While nothing has quite rivalled Chamber Music New Zealand's calling on jazz pianist Thelonious Monk to tour the country in 1965, its traditional line-ups of string quartets and piano trios have always been punctuated with everything from Korean ensembles and wind quintets to chamber choirs.
The grand finale to this year's season has been entrusted to Karen Grylls and her Voices New Zealand choir. When I catch up with her, Grylls is still reacclimatising after their participation in the World Choral Symposium in Patagonia three months ago.
"We ended up representing Australasia," she says. "We took along Horomona Horo with his taonga puoro and our job was to share the music of our land and who we are.
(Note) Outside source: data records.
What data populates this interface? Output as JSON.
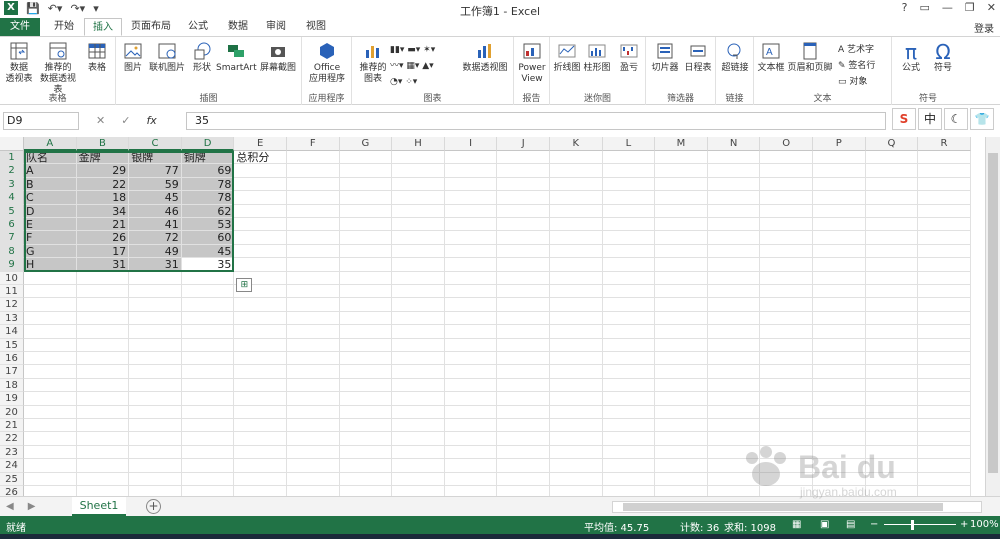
{
  "window": {
    "title": "工作簿1 - Excel",
    "help": "?",
    "login": "登录"
  },
  "tabs": [
    "文件",
    "开始",
    "插入",
    "页面布局",
    "公式",
    "数据",
    "审阅",
    "视图"
  ],
  "ribbon": {
    "groups": [
      {
        "label": "表格",
        "buttons": [
          "数据\n透视表",
          "推荐的\n数据透视表",
          "表格"
        ]
      },
      {
        "label": "插图",
        "buttons": [
          "图片",
          "联机图片",
          "形状",
          "SmartArt",
          "屏幕截图"
        ]
      },
      {
        "label": "应用程序",
        "buttons": [
          "Office\n应用程序"
        ]
      },
      {
        "label": "图表",
        "buttons": [
          "推荐的\n图表",
          "数据透视图"
        ]
      },
      {
        "label": "报告",
        "buttons": [
          "Power\nView"
        ]
      },
      {
        "label": "迷你图",
        "buttons": [
          "折线图",
          "柱形图",
          "盈亏"
        ]
      },
      {
        "label": "筛选器",
        "buttons": [
          "切片器",
          "日程表"
        ]
      },
      {
        "label": "链接",
        "buttons": [
          "超链接"
        ]
      },
      {
        "label": "文本",
        "buttons": [
          "文本框",
          "页眉和页脚"
        ],
        "small": [
          "艺术字",
          "签名行",
          "对象"
        ]
      },
      {
        "label": "符号",
        "buttons": [
          "公式",
          "符号"
        ]
      }
    ]
  },
  "formula_bar": {
    "name_box": "D9",
    "value": "35"
  },
  "ime": [
    "S",
    "中",
    "☾",
    "👕"
  ],
  "sheet": {
    "columns": [
      "A",
      "B",
      "C",
      "D",
      "E",
      "F",
      "G",
      "H",
      "I",
      "J",
      "K",
      "L",
      "M",
      "N",
      "O",
      "P",
      "Q",
      "R"
    ],
    "row_count": 26,
    "header_row": [
      "队名",
      "金牌",
      "银牌",
      "铜牌",
      "总积分"
    ],
    "rows": [
      [
        "A",
        29,
        77,
        69
      ],
      [
        "B",
        22,
        59,
        78
      ],
      [
        "C",
        18,
        45,
        78
      ],
      [
        "D",
        34,
        46,
        62
      ],
      [
        "E",
        21,
        41,
        53
      ],
      [
        "F",
        26,
        72,
        60
      ],
      [
        "G",
        17,
        49,
        45
      ],
      [
        "H",
        31,
        31,
        35
      ]
    ],
    "selected_range": "A1:D9",
    "active_cell": "D9"
  },
  "sheet_tabs": [
    "Sheet1"
  ],
  "status": {
    "ready": "就绪",
    "average": "平均值: 45.75",
    "count": "计数: 36",
    "sum": "求和: 1098",
    "zoom": "100%"
  },
  "colors": {
    "brand": "#217346",
    "selection": "#c6c6c6"
  }
}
And a portion of Monday's concert reflects what we did over there, so New Zealanders will get the chance to hear the best of what we offered."
Not all the challenges in South America were musical. One was "the Chilean volcano which kept dumping its ash and forcing us to take lots of long bus trips", Grylls laughs. "And we'd have liked a bit more time in Buenos Aires which was in the middle of big elections."
She also had an enticing taste of the choral traditions of a new continent. "Many of them presented song and dance. It was more folk-like than the sacred music that other choirs were coming up with and it was wonderful to experience the energy as well as the colours of both the music and the language."